One die has two faces marked 1, two faces marked 2, one face marked 3, and one face marked 4. Another die has one face marked 1, two faces marked 2, two faces marked 3, and one face marked 4. The probability of getting the sum of numbers to be 4 or 5 when both the dice are thrown together is:

• A. \( \frac{1}{2} \)
• B. \( \frac{3}{5} \)
• C. \( \frac{2}{3} \)
• D. \( \frac{4}{9} \)

Hint:

When calculating probabilities for dice rolls, list all favorable outcomes and divide by the total number of outcomes (in this case, 36).

Answer 1

The Correct Option is A

To determine the probability that the sum of numbers on two special dice is either 4 or 5, we analyze the possible outcomes and their probabilities.

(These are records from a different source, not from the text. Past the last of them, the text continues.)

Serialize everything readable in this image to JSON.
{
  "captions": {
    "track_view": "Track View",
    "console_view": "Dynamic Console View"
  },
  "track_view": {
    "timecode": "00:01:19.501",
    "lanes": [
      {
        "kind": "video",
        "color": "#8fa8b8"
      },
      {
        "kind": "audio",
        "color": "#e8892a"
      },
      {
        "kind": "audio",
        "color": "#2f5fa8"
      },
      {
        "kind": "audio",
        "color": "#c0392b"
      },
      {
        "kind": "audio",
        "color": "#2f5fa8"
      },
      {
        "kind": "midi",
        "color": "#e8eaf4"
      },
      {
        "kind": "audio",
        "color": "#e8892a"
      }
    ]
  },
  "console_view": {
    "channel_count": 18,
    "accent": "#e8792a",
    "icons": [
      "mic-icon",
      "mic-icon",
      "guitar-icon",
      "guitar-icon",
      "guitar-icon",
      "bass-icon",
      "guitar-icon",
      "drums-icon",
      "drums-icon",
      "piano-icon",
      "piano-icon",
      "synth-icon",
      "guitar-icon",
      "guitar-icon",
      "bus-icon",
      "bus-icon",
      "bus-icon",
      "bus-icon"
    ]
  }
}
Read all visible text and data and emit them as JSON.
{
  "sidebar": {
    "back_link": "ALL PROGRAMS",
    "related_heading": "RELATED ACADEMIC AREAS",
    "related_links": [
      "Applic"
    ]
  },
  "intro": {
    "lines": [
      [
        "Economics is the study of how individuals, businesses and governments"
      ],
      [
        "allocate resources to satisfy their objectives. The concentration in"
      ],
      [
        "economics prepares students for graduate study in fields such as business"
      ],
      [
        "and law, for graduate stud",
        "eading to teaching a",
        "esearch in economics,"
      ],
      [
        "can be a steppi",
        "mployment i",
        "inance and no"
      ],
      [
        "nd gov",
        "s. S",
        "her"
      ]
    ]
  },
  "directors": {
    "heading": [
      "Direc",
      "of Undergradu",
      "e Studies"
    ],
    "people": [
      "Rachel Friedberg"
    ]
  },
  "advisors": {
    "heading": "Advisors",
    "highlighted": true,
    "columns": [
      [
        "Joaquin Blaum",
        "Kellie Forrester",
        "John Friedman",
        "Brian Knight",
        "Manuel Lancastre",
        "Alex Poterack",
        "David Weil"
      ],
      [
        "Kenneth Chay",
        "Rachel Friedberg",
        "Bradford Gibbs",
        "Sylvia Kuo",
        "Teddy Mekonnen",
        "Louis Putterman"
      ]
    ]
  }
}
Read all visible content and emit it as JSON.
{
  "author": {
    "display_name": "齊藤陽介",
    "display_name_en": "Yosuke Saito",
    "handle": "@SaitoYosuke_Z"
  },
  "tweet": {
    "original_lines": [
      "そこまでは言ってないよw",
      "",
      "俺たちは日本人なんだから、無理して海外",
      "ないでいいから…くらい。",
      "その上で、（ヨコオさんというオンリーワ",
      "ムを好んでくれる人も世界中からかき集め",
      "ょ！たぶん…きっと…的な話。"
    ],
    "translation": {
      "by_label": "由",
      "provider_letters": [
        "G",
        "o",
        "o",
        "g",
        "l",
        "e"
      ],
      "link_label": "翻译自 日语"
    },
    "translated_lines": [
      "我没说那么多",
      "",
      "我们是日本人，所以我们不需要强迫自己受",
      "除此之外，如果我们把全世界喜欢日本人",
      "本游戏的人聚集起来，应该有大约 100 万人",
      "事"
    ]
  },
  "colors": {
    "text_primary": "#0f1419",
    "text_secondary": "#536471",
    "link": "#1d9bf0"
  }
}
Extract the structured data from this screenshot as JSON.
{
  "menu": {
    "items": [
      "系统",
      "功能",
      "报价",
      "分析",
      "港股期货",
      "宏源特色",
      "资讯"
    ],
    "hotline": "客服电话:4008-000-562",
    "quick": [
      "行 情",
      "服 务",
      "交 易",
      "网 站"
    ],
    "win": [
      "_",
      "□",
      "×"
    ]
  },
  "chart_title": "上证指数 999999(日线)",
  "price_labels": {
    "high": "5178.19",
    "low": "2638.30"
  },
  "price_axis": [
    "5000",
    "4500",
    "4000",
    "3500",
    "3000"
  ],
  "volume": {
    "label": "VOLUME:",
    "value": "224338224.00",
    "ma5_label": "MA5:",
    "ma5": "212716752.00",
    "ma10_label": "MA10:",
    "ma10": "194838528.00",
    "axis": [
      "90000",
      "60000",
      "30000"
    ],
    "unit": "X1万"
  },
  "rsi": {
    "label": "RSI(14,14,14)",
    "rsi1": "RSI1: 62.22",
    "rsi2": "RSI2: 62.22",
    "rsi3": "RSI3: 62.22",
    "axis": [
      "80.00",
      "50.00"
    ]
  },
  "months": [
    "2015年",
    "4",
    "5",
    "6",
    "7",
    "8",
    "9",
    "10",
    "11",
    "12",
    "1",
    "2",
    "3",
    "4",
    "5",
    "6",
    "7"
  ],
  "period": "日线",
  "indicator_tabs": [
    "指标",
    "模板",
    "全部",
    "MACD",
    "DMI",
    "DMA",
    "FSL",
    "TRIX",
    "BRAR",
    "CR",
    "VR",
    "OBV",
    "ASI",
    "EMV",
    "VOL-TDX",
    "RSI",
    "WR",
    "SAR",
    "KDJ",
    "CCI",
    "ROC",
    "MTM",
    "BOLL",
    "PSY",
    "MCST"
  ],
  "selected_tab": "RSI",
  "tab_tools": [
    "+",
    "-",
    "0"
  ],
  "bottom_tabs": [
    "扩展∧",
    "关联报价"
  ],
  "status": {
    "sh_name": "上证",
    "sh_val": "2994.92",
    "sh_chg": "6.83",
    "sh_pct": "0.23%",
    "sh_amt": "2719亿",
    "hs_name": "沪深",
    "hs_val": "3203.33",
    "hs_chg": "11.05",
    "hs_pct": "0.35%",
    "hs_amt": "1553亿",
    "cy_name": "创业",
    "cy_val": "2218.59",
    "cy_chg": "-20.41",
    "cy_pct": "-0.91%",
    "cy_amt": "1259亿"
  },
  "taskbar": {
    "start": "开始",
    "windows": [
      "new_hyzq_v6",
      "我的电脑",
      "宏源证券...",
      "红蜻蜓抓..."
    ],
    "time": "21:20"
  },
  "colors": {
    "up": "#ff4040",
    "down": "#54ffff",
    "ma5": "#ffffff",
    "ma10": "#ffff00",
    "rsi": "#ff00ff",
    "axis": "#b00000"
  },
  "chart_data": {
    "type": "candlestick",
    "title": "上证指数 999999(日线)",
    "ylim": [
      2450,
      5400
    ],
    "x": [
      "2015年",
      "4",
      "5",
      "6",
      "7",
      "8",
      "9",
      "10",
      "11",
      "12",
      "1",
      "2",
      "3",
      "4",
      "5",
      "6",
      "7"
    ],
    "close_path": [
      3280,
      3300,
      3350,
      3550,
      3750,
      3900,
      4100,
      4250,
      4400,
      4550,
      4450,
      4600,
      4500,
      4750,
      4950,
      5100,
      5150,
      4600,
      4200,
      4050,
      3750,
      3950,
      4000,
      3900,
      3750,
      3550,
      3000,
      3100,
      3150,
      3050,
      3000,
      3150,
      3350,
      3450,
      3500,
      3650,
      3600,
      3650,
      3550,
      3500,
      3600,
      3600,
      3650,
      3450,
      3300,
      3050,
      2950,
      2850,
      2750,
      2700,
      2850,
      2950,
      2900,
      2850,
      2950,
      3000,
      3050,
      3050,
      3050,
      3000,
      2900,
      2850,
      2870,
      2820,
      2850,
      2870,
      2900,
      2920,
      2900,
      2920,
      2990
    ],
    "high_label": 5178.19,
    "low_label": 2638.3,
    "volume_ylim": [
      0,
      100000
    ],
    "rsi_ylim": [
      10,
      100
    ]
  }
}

1. Probability Distributions:
For die \( D_1 \):
- \( P(D_1=1) = \frac{1}{3} \)
- \( P(D_1=2) = \frac{1}{3} \)
- \( P(D_1=3) = \frac{1}{6} \)
- \( P(D_1=4) = \frac{1}{6} \)

For die \( D_2 \):
- \( P(D_2=1) = \frac{1}{6} \)
- \( P(D_2=2) = \frac{1}{3} \)
- \( P(D_2=3) = \frac{1}{3} \)
- \( P(D_2=4) = \frac{1}{6} \)

2. Calculating Probability for Sum = 4:
Possible combinations:
- (1, 3): \( \frac{1}{3} \times \frac{1}{3} = \frac{1}{9} \)
- (2, 2): \( \frac{1}{3} \times \frac{1}{3} = \frac{1}{9} \)
- (3, 1): \( \frac{1}{6} \times \frac{1}{6} = \frac{1}{36} \)

Total probability: \( \frac{1}{9} + \frac{1}{9} + \frac{1}{36} = \frac{1}{4} \)

3. Calculating Probability for Sum = 5:
Possible combinations:
- (1, 4): \( \frac{1}{3} \times \frac{1}{6} = \frac{1}{18} \)
- (2, 3): \( \frac{1}{3} \times \frac{1}{3} = \frac{1}{9} \)
- (3, 2): \( \frac{1}{6} \times \frac{1}{3} = \frac{1}{18} \)
- (4, 1): \( \frac{1}{6} \times \frac{1}{6} = \frac{1}{36} \)

Total probability: \( \frac{1}{18} + \frac{1}{9} + \frac{1}{18} + \frac{1}{36} = \frac{1}{4} \)

4. Final Probability Calculation:
The combined probability for sums of 4 or 5 is:
\( \frac{1}{4} + \frac{1}{4} = \frac{1}{2} \)

Final Answer:
The probability is \(\boxed{\dfrac{1}{2}}\).